As a recording artist, Wahlberg is known as an original member of the boy band New Kids on the Block. The band, which was put together by Maurice Starr and Mary Alford to create a "white counterpart" to New Edition, first found Wahlberg, age 15, and made him the first member of the band after hearing his rapping skills. His brother Mark was also in it but left after a few months. With the additions of Jonathan and Jordan Knight, Danny Wood and Joey McIntyre, they became known as New Kids on the Block.

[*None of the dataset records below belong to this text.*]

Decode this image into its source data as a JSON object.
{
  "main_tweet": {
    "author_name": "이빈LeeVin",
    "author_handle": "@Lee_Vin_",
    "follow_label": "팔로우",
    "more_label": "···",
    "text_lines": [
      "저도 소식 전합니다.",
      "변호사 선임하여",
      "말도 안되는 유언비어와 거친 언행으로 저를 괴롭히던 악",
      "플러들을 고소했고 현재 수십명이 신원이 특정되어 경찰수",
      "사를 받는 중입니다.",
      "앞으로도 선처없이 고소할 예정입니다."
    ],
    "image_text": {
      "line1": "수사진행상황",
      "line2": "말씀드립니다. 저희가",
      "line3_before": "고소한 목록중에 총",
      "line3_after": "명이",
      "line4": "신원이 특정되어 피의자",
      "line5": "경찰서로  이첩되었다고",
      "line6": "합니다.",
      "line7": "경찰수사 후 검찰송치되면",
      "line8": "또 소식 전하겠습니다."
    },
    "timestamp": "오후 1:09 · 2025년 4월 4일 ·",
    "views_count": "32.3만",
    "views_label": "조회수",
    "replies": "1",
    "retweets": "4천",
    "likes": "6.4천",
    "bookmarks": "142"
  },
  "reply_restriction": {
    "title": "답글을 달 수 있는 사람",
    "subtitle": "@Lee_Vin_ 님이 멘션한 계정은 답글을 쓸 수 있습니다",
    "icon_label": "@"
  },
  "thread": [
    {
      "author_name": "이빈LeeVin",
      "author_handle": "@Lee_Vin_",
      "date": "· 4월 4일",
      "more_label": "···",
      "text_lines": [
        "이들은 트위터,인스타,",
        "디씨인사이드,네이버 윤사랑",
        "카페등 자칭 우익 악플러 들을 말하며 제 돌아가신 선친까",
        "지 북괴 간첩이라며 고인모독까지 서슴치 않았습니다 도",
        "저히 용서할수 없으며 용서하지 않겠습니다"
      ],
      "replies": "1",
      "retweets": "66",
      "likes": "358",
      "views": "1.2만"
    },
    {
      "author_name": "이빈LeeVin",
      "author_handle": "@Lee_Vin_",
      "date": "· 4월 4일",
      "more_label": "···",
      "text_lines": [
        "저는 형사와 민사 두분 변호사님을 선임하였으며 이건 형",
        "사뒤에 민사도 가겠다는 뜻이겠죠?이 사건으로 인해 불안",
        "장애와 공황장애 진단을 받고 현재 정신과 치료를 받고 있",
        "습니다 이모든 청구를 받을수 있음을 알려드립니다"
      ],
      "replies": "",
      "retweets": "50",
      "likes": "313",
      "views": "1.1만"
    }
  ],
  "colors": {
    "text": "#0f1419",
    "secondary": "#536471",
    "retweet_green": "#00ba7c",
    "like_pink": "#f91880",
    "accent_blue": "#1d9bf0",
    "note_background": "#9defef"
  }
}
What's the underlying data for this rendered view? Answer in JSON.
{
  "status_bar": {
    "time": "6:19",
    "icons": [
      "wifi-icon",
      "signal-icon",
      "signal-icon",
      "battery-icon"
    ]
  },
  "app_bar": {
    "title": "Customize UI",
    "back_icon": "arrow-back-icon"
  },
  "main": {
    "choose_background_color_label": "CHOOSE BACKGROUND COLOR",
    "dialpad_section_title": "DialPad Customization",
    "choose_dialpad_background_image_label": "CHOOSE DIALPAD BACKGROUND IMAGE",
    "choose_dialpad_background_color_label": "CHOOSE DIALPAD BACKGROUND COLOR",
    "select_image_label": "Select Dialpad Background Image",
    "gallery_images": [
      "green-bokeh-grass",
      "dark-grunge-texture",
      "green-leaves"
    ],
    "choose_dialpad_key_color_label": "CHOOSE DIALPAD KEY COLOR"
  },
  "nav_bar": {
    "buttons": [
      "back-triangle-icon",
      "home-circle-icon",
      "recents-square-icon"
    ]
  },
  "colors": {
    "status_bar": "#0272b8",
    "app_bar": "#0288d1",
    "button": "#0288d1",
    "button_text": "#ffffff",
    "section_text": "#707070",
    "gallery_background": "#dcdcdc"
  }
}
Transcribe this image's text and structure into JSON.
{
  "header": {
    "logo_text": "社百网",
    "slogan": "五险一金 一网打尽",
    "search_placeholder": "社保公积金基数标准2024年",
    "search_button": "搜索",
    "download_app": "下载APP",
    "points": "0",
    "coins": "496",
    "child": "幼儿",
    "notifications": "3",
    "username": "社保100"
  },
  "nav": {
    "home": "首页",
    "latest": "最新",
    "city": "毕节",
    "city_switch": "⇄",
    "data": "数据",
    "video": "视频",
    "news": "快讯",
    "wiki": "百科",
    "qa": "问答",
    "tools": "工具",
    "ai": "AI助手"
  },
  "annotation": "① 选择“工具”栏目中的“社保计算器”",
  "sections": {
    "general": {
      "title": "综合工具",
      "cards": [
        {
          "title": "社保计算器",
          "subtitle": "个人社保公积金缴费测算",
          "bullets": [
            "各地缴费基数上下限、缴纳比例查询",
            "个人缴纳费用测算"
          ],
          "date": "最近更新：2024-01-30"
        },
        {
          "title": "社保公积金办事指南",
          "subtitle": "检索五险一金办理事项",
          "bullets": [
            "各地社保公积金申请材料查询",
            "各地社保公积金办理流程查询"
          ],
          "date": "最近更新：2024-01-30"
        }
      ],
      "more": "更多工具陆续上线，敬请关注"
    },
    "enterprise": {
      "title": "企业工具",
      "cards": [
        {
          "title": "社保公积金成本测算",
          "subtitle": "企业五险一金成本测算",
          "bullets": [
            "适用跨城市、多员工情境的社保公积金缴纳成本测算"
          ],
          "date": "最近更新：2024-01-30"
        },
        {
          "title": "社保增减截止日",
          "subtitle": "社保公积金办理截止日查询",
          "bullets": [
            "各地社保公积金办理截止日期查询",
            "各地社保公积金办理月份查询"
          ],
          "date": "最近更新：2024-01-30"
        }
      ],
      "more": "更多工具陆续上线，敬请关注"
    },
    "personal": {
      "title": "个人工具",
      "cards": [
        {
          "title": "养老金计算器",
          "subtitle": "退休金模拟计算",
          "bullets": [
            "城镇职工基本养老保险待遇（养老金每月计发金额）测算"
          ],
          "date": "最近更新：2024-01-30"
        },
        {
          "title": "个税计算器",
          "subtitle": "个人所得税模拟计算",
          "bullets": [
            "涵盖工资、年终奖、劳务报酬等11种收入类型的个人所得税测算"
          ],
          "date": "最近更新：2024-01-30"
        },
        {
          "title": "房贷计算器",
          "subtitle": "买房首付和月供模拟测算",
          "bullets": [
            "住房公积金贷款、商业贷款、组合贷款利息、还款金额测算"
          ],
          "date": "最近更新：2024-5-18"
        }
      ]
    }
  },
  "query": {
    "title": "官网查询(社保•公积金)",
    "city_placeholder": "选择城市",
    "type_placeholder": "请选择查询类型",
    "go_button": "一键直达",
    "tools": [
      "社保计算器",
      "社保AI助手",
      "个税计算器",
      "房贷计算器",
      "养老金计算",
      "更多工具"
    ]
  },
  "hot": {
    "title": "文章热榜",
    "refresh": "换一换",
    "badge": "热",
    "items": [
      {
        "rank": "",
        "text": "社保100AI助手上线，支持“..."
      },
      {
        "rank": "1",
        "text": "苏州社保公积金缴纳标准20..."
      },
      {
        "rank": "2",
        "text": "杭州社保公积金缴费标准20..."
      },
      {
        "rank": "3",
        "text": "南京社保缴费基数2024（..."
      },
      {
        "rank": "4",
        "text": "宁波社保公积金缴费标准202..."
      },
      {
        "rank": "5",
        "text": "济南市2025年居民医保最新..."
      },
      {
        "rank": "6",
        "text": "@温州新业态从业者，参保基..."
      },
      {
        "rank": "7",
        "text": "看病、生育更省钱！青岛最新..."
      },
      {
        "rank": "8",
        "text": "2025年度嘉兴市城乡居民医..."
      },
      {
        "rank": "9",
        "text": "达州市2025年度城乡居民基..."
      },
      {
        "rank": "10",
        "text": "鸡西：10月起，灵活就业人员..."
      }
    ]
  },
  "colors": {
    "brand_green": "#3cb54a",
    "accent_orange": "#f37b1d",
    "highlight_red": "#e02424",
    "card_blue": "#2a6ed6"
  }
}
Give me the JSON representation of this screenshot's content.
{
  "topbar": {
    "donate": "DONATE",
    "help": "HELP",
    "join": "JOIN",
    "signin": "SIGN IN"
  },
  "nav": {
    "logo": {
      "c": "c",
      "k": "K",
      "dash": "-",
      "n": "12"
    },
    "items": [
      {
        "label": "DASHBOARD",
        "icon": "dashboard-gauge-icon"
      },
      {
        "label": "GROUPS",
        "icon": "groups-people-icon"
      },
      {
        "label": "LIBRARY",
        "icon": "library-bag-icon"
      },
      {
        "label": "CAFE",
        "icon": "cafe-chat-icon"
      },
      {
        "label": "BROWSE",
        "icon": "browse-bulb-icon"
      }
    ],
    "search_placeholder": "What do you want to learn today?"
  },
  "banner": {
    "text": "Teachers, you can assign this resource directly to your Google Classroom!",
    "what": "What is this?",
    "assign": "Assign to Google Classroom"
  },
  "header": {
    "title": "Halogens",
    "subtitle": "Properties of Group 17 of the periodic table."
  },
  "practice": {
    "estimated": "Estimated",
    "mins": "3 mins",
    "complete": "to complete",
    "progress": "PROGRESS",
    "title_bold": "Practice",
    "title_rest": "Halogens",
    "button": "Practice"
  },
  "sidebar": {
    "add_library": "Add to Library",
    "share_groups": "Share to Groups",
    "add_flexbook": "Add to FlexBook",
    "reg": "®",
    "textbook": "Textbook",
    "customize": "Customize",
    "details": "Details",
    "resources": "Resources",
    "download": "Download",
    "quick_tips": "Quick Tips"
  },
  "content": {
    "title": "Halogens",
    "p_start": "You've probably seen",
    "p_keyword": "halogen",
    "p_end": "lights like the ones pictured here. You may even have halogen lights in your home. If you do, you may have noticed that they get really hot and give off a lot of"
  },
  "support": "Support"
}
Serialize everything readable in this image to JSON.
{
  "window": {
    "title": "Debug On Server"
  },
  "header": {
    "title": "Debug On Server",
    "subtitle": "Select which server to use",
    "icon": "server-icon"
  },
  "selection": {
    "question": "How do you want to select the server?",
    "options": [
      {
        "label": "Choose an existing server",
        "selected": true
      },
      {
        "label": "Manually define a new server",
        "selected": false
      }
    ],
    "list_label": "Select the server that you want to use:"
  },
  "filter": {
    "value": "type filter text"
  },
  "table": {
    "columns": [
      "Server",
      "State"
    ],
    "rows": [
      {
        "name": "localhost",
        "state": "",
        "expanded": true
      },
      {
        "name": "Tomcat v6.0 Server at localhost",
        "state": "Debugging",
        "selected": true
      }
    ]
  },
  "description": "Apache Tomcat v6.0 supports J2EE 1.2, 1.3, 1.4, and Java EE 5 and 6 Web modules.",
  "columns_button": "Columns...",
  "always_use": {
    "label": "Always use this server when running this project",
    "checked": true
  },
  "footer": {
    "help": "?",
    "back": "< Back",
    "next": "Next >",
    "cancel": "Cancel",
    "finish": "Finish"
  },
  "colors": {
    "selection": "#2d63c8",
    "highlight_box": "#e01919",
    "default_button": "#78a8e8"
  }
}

After ten years, they announced their break up in 1994. In April 2008, Wahlberg confirmed to CNN that NKOTB were planning on recording and starting up a new tour. Their first album as a reunited group, The Block, was released in September 2008, and topped American charts and was certified gold. The group's reunion tour, New Kids on the Block: Live, began at Toronto's Air Canada Centre on September 18, 2008. As of 2024, NKOTB still tour and Wahlberg remains a member.

===Film and TV career===
Wahlberg's first film acting role was in the 1996 film Bullet with Mickey Rourke and Tupac Shakur. Also in 1996, he appeared as a kidnapper in Ransom with Mel Gibson. He went back to his home town for a starring role in the South Boston-based film Southie. Wahlberg received attention for his role in the 1999 film The Sixth Sense, playing the patient of Bruce Willis' character in the opening sequence.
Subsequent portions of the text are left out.